The problem that this paper attempts to solve is the high I/O bandwidth requirement in the calculation process of the self - attention module in large - scale language models (LLMs). Specifically, when using general - purpose graphics processing units (GPUs) for calculation, frequent data transmissions lead to huge I/O bandwidth consumption, which not only limits the computational efficiency but also increases the energy consumption. To address this challenge, the author has developed a fully customized basic self - attention accelerator - AttentionLego, as the basic building block for constructing spatially scalable large - scale language model processors.
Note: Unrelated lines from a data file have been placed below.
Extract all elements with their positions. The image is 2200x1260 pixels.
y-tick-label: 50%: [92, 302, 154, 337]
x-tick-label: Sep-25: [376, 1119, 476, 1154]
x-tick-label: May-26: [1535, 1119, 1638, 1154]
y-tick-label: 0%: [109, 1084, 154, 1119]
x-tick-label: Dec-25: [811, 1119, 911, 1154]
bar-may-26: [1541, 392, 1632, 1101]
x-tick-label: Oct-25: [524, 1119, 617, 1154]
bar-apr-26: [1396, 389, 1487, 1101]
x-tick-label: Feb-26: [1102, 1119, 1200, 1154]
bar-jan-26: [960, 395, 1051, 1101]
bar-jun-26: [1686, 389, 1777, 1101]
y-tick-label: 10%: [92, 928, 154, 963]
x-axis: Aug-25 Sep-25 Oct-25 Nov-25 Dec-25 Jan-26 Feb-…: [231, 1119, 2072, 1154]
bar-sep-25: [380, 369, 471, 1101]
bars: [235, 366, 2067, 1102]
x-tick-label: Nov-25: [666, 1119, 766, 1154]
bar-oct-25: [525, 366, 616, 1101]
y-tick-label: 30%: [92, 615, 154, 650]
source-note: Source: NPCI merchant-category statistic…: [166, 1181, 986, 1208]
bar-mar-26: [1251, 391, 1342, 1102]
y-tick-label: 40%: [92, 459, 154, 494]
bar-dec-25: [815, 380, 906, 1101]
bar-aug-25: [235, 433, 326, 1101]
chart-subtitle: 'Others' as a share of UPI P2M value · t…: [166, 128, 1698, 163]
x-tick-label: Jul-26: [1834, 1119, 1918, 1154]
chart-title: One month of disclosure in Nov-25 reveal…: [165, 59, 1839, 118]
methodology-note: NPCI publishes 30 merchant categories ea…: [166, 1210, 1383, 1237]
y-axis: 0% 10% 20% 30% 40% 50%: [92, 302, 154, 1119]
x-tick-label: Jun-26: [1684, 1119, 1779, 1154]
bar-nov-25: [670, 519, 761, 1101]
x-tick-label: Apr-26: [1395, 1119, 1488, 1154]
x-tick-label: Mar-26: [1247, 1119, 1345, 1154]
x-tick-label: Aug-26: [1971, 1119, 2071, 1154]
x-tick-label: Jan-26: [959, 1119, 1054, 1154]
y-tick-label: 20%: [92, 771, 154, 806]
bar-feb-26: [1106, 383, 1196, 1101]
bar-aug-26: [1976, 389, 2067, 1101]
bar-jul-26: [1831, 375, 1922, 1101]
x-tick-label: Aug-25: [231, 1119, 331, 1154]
AttentionLego directly processes data in memory by integrating Processing - In - Memory (PIM) technology, reducing the data transfer between memory and processing units, thereby significantly improving computational efficiency and performance. ### Key technical points: 1. **Processing - In - Memory (PIM) technology**: By integrating processing units and memory on the same physical chip, PIM technology can eliminate data transmissions between the processor and memory, greatly reducing latency and improving performance. 2. **Matrix - vector multiplication and lookup - table - based Softmax design**: AttentionLego utilizes PIM technology to achieve efficient matrix - vector multiplication and adopts a lookup table to implement the Softmax function, further optimizing the calculation process. 3. **Modular design**: AttentionLego is designed to be easily stacked to adapt to language models of different scales, supporting spatial scalability. ### Core components of the solution: - **Input Process module**: Responsible for calculating \(XW_Q\), \(XW_K\), and \(XW_V\). - **Score module**: Calculates \(QK^\top\). - **Softmax module**: Executes the Softmax non - linear activation function. - **Direct Memory Access module (DMA module)**: Controls data transmissions between modules and external storage. - **Top Controller**: Manages and coordinates the communication, data flow, and functional operations between different modules inside the chip, ensuring that the system operates normally as designed. Through these technical means, AttentionLego aims to provide an efficient and energy - saving basic building block for constructing accelerators for large - scale language models, thereby promoting the development of natural language processing, multi - modal generative artificial intelligence, and other fields.